You should also call the original implementation of this methods via `super().initialize_solver()`
to not override general initialization steps (solver configuration, cardinality constraints).
The sequential and simultaneous search procedures for alternatives implemented in `AlternativeFeatureSelector`
basically add further constraints (for alternatives) to the optimization problem and call `select_and_evaluate()`.
Thus, if the latter method is implemented properly, you do not need to override the search procedures,
as they should work as-is in new subclasses as well.

There are further abstract superclasses extracting commonalities between feature-selection methods:

-  `WhiteBoxFeatureSelector` is a good starting point if you want to optimize your objective with a solver
  (rather than using the solver in an algorithmic search routine with a black-box objective, like Greedy Wrapper does).

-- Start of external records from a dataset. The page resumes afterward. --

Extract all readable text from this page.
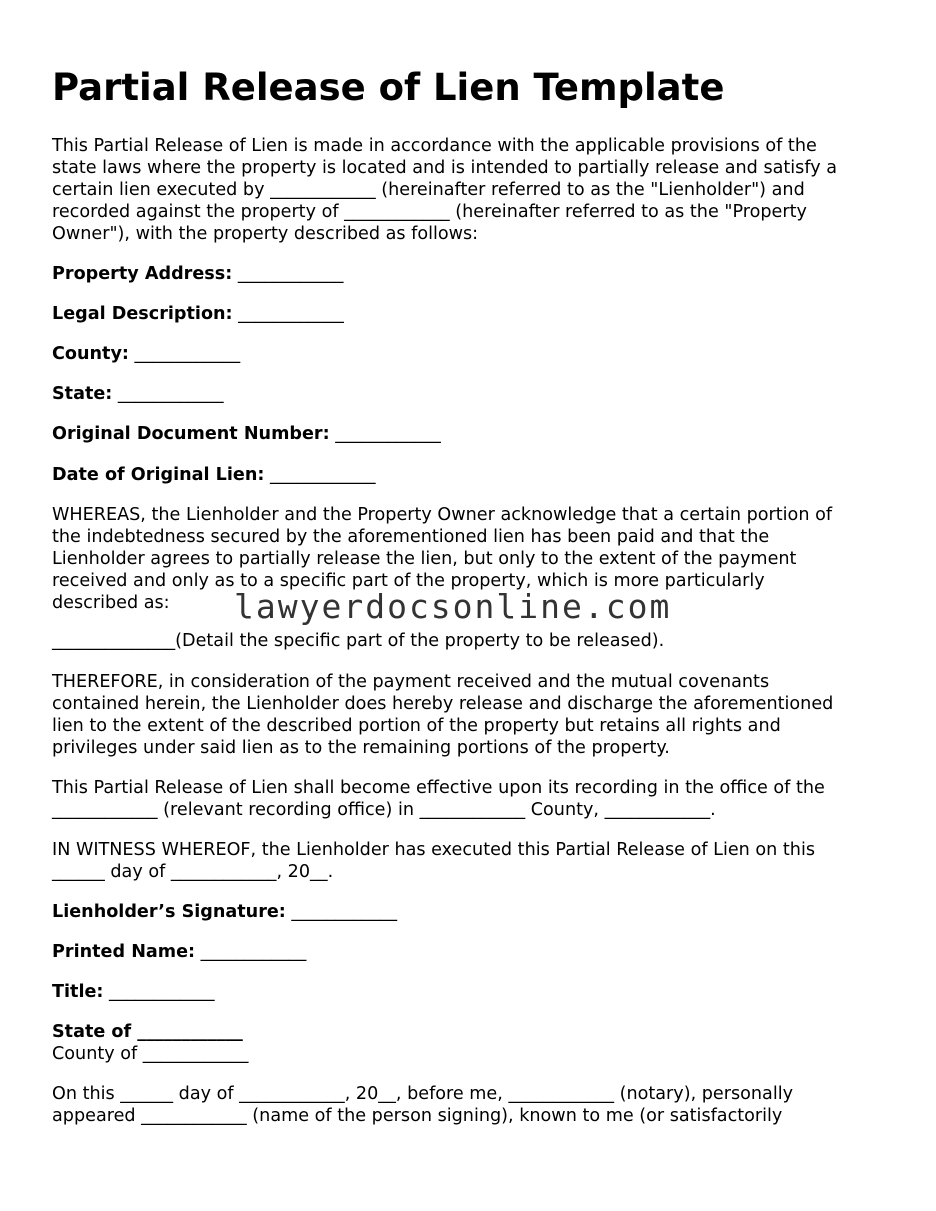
Partial Release of Lien Template

This Partial Release of Lien is made in accordance with the applicable provisions of the
state laws where the property is located and is intended to partially release and satisfy a
certain lien executed by ____________ (hereinafter referred to as the "Lienholder") and
recorded against the property of ____________ (hereinafter referred to as the "Property
Owner"), with the property described as follows:

Property Address: ____________

Legal Description: ____________

County: ____________

State: ____________

Original Document Number: ____________

Date of Original Lien: ____________

WHEREAS, the Lienholder and the Property Owner acknowledge that a certain portion of
the indebtedness secured by the aforementioned lien has been paid and that the
Lienholder agrees to partially release the lien, but only to the extent of the payment
received and only as to a specific part of the property, which is more particularly
described as:	lawyerdocsonline.com

______________(Detail the specific part of the property to be released).

THEREFORE, in consideration of the payment received and the mutual covenants
contained herein, the Lienholder does hereby release and discharge the aforementioned
lien to the extent of the described portion of the property but retains all rights and
privileges under said lien as to the remaining portions of the property.

This Partial Release of Lien shall become effective upon its recording in the office of the
____________ (relevant recording office) in ____________ County, ____________.

IN WITNESS WHEREOF, the Lienholder has executed this Partial Release of Lien on this
______ day of ____________, 20__.

Lienholder’s Signature: ____________

Printed Name: ____________

Title: ____________

State of ____________
County of ____________

On this ______ day of ____________, 20__, before me, ____________ (notary), personally
appeared ____________ (name of the person signing), known to me (or satisfactorily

  When creating a subclass, you need to define the white-box objective by overriding the abstract method `create_objectives()`
  (define objectives separately for training set and test set, as they may use different constants for feature qualities).
  `select_and_evaluate()` and `initialize_solver()` need not be overridden in your subclass anymore.
- `LinearQualityFeatureSelector` is a good starting point if your objective is a plain sum of feature qualities.
  When creating a subclass, you need to provide these qualities by overriding the abstract method `compute_qualities()`.
  `select_and_evaluate()` and `initialize_solver()` need not be overridden in your subclass anymore.